Un patrimoine culturel inestimable
Le « D’Pontre/N’Nidak » n’est pas qu’un simple événement annuel. Il est une fenêtre sur le patrimoine culturel immensément riche des Bassar et des Konkomba. Les danses, les chants, les parades colorées et les rites ancestraux qui ponctuent la fête sont autant d’expressions de leur identité, de leur histoire et de leurs croyances. Ces moments de communion renforcent les liens entre les générations, transmettant des valeurs et des savoir-faire qui, dans ce monde en constante mutation, trouvent encore écho dans le quotidien des familles.
L’igname, omniprésente durant ces festivités, est bien plus qu’un produit agricole. Elle est un pilier de la vie sociale, un gage de respect et d’honorabilité. Chez les Konkomba, l’igname est essentielle à la structuration de la vie familiale et matrimoniale. Le rite N’nidak, le « goûter de la nouvelle chose », précède toute consommation de la nouvelle récolte et s’accompagne de sacrifices d’animaux noirs – symboles de pureté et de protection spirituelle – offerts aux jumeaux ou aux enfants nés avec des particularités physiques, tels que six doigts.
Une fête dans la joie et l’unité
Au-delà des rites, c’est une fête empreinte de joie, où chaque Bassar et Konkomba manifeste son appartenance à une communauté unie et fière. Ces retrouvailles annuelles constituent un moment de partage, où les sourires, les accolades et les chants rivalisent avec l’éclat des parures traditionnelles. Ce rendez-vous est aussi une vitrine exceptionnelle pour valoriser les talents, l’artisanat et les richesses culturelles du Grand Bassar.

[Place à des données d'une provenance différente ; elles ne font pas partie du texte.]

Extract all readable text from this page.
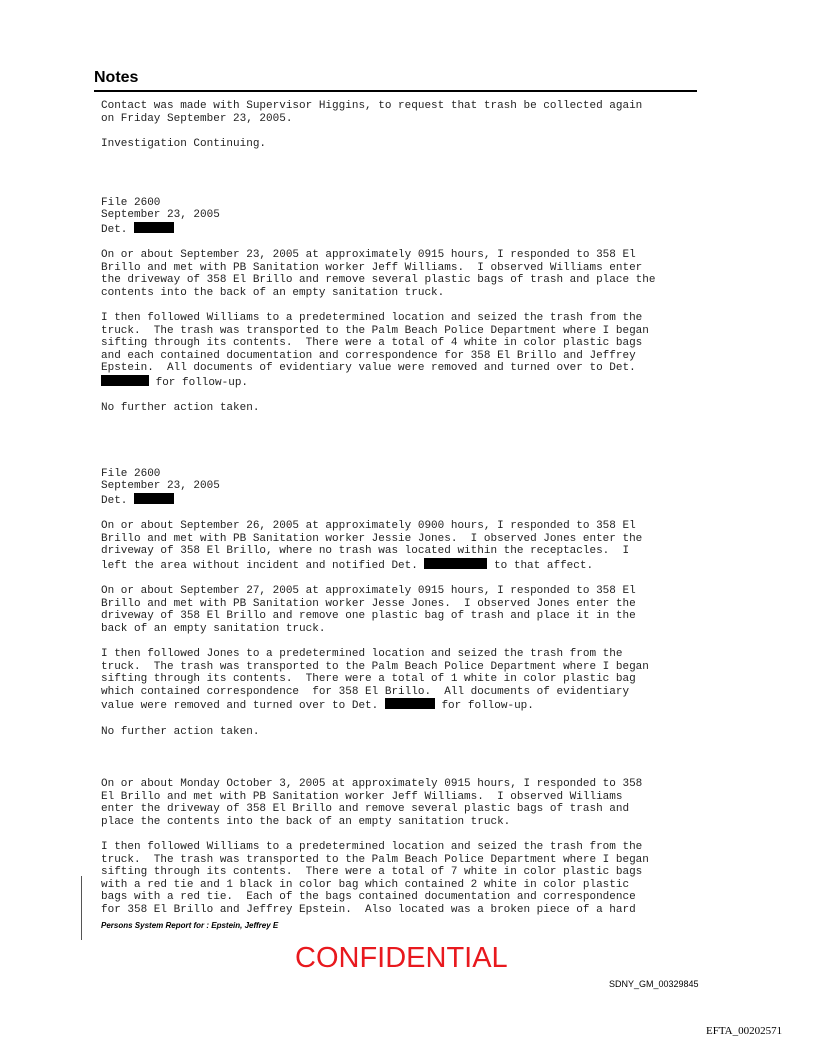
Notes
Contact was made with Supervisor Higgins, to request that trash be collected again
on Friday September 23, 2005.
Investigation Continuing.
File 2600
September 23, 2005
Det.
On or about September 23, 2005 at approximately 0915 hours, I responded to 358 El
Brillo and met with PB Sanitation worker Jeff Williams.  I observed Williams enter
the driveway of 358 El Brillo and remove several plastic bags of trash and place the
contents into the back of an empty sanitation truck.
I then followed Williams to a predetermined location and seized the trash from the
truck.  The trash was transported to the Palm Beach Police Department where I began
sifting through its contents.  There were a total of 4 white in color plastic bags
and each contained documentation and correspondence for 358 El Brillo and Jeffrey
Epstein.  All documents of evidentiary value were removed and turned over to Det.
for follow-up.
No further action taken.
File 2600
September 23, 2005
Det.
On or about September 26, 2005 at approximately 0900 hours, I responded to 358 El
Brillo and met with PB Sanitation worker Jessie Jones.  I observed Jones enter the
driveway of 358 El Brillo, where no trash was located within the receptacles.  I
left the area without incident and notified Det.	to that affect.
On or about September 27, 2005 at approximately 0915 hours, I responded to 358 El
Brillo and met with PB Sanitation worker Jesse Jones.  I observed Jones enter the
driveway of 358 El Brillo and remove one plastic bag of trash and place it in the
back of an empty sanitation truck.
I then followed Jones to a predetermined location and seized the trash from the
truck.  The trash was transported to the Palm Beach Police Department where I began
sifting through its contents.  There were a total of 1 white in color plastic bag
which contained correspondence  for 358 El Brillo.  All documents of evidentiary
value were removed and turned over to Det.	for follow-up.
No further action taken.
On or about Monday October 3, 2005 at approximately 0915 hours, I responded to 358
El Brillo and met with PB Sanitation worker Jeff Williams.  I observed Williams
enter the driveway of 358 El Brillo and remove several plastic bags of trash and
place the contents into the back of an empty sanitation truck.
I then followed Williams to a predetermined location and seized the trash from the
truck.  The trash was transported to the Palm Beach Police Department where I began
sifting through its contents.  There were a total of 7 white in color plastic bags
with a red tie and 1 black in color bag which contained 2 white in color plastic
bags with a red tie.  Each of the bags contained documentation and correspondence
for 358 El Brillo and Jeffrey Epstein.  Also located was a broken piece of a hard
Persons System Report for : Epstein, Jeffrey E
CONFIDENTIAL
SDNY_GM_00329845
EFTA_00202571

Le tubercule d’igname, au centre de cette fête, devient ainsi un vecteur d’union, de fraternité et de paix. Il est le ciment qui soude les membres de la communauté, le lien invisible mais omniprésent qui rappelle à chacun l’importance de la solidarité et du respect des valeurs ancestrales.
Un modèle d’unité pour tout le Togo
La fête de l’igname, célébrée avec tant de ferveur par les Bassar et les Konkomba, est un modèle de cohésion sociale et de préservation culturelle. En cette soixantième édition, elle nous rappelle que la diversité, lorsqu’elle est célébrée et partagée, est une force inébranlable. Ces deux peuples, par leur sincérité, leur respect mutuel et leur attachement aux valeurs ancestrales, incarnent un idéal d’unité qui va bien au-delà de leurs préfectures.
C’est là l’une des plus grandes leçons à retenir de cette fête : dans le Togo multiculturel d’aujourd’hui, la diversité n’est pas une barrière, mais un pont qui unit les peuples. Comme l’igname lie les Bassar et les Konkomba, les multiples identités du Togo se fondent en une seule, celle du peuple togolais, fier de son histoire et confiant en son avenir.
Ainsi, à travers ce rituel séculaire, c’est toute une nation qui trouve une nouvelle occasion de se réaffirmer dans son unité et sa diversité, des valeurs qui, depuis toujours, constituent la véritable richesse du Togo.